When humans are infected, they usually display one or more of the following symptoms. Gastroenteritis, which is the painful inflammation of the lining of the intestines or the stomach, is one of the most common symptoms. Less common indicators are peritonitis, which is inflammation of the lining of the abdomen, or pleuritis, which is inflammation of the space around the cavity containing the lungs. Osteomyelitis, a painful infection of the bone, meningitis, a debilitating infection of neural tissue and bacteremia, a bacterial infection of the blood, can also be caused by the Arizona bacterium.
Salmonella, of which Arizona is a sub-species, is widely found throughout the environment. These bacteria infect both warm and cold blooded animals. They are responsible for a wide variety of diseases, misery, and many deaths. The Salmonella bacteria are a major source of food-borne illnesses, and the reason for many recalls of meat, produce, and other food products. Salmonella bacteria easily transfer between non-human and human individuals, a trait termed zoonotic. This makes these bacteria especially troublesome.

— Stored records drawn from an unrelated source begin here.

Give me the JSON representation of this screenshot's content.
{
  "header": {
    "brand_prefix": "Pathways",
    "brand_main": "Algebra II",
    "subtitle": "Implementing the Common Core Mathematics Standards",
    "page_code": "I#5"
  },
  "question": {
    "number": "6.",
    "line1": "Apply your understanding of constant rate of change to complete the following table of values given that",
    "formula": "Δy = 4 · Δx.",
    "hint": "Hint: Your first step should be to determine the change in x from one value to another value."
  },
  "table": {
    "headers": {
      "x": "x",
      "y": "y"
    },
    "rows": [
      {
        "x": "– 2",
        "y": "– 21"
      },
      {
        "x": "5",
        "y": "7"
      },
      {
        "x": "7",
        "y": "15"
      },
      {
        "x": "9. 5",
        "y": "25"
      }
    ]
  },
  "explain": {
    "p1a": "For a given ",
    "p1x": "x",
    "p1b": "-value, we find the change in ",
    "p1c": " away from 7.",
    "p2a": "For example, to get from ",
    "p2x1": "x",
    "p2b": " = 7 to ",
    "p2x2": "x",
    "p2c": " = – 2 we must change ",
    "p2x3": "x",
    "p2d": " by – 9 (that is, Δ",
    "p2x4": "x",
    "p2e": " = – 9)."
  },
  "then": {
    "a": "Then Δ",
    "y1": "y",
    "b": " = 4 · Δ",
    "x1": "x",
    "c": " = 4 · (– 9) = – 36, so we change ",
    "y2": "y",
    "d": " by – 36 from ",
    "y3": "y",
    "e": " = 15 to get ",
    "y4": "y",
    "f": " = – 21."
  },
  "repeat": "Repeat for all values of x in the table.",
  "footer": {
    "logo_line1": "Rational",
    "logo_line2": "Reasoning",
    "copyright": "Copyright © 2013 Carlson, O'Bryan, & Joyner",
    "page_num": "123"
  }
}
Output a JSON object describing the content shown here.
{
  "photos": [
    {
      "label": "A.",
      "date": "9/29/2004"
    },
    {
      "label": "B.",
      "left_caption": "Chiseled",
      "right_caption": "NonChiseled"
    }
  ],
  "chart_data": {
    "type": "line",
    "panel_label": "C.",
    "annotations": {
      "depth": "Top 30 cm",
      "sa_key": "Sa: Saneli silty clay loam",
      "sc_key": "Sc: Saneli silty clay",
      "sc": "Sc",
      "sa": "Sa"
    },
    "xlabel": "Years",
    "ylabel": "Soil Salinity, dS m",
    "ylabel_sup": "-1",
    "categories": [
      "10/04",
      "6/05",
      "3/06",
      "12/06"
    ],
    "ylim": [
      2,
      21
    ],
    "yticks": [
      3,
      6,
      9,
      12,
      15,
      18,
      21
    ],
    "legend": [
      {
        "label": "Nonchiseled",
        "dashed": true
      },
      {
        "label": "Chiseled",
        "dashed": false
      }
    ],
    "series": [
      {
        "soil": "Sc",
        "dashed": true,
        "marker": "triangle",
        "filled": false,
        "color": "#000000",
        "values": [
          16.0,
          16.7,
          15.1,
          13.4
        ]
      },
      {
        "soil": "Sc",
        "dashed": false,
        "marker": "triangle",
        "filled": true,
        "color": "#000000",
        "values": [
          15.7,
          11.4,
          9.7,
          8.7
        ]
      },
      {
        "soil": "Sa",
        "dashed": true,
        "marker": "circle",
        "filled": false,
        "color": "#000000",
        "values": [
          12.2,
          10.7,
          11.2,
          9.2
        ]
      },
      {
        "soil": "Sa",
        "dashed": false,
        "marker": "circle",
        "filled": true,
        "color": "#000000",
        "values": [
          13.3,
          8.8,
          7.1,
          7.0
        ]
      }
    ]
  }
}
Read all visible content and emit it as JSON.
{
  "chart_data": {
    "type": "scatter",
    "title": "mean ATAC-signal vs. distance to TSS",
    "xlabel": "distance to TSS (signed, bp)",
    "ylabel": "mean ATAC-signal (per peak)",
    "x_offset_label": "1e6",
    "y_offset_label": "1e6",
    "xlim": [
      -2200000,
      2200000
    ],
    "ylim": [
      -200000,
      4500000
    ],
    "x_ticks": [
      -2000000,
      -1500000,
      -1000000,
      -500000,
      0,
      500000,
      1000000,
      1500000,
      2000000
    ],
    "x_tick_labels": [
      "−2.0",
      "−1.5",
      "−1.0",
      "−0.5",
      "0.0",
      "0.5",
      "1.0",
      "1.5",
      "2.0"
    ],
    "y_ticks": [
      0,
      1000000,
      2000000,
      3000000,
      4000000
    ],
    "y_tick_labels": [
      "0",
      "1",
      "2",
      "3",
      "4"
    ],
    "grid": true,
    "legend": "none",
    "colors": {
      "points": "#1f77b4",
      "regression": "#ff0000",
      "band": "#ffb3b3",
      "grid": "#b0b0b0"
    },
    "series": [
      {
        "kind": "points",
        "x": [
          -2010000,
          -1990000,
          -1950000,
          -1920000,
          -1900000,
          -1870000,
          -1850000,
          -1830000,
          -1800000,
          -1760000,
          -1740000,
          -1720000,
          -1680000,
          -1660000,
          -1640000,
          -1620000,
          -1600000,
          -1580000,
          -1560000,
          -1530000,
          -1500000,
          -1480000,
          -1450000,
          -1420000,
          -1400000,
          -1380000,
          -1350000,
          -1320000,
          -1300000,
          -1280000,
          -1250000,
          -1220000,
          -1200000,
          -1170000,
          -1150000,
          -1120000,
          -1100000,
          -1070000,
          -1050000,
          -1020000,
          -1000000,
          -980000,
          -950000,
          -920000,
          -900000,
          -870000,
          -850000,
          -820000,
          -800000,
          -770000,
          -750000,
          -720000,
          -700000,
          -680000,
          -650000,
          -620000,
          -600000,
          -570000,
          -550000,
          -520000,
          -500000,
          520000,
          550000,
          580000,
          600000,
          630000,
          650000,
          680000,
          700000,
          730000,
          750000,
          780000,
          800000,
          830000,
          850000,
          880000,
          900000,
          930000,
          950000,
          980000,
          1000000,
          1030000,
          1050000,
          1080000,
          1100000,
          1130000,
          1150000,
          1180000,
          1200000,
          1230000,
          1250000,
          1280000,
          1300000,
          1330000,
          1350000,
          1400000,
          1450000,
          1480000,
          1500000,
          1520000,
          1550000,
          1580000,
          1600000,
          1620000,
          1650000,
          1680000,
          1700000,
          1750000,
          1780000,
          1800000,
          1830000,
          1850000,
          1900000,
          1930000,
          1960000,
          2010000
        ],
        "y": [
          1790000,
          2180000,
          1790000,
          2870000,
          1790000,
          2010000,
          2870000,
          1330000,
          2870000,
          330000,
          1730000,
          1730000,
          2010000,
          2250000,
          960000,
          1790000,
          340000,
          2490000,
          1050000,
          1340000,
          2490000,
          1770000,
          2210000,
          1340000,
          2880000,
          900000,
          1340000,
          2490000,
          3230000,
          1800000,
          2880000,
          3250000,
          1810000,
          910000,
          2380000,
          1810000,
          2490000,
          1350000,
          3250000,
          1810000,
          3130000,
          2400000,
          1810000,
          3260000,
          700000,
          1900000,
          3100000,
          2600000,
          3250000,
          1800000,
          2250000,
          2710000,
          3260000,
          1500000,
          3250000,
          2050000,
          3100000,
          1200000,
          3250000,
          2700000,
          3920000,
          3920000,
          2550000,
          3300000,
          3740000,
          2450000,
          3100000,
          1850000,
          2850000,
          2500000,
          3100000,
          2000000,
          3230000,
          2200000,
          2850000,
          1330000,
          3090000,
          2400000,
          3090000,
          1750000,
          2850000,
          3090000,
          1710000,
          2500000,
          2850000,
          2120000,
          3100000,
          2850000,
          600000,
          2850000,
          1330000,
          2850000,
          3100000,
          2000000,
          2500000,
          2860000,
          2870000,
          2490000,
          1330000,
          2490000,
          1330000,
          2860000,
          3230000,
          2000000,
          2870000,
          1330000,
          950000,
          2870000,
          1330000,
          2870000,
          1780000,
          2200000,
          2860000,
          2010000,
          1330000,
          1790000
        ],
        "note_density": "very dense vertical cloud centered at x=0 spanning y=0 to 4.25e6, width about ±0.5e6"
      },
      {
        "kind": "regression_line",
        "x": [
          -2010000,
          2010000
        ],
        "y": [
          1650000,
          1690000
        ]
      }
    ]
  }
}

A person will ingest thousands of bacteria with each bite of a meal. In most cases, the acid within the stomach will kill these unwanted bacteria. However, when a food is contaminated, there may be so many bacteria that they overwhelm the defense provided by the stomach acid. This causes the individual to become ill, and the sickness is often referred to as Salmonella poisoning. Children, especially infants, produce less stomach acid; and consequently, are at a greater risk for Salmonella poisoning. The use of acid blockers, by individuals with gastric reflux, may also increase the risk of Salmonella disease.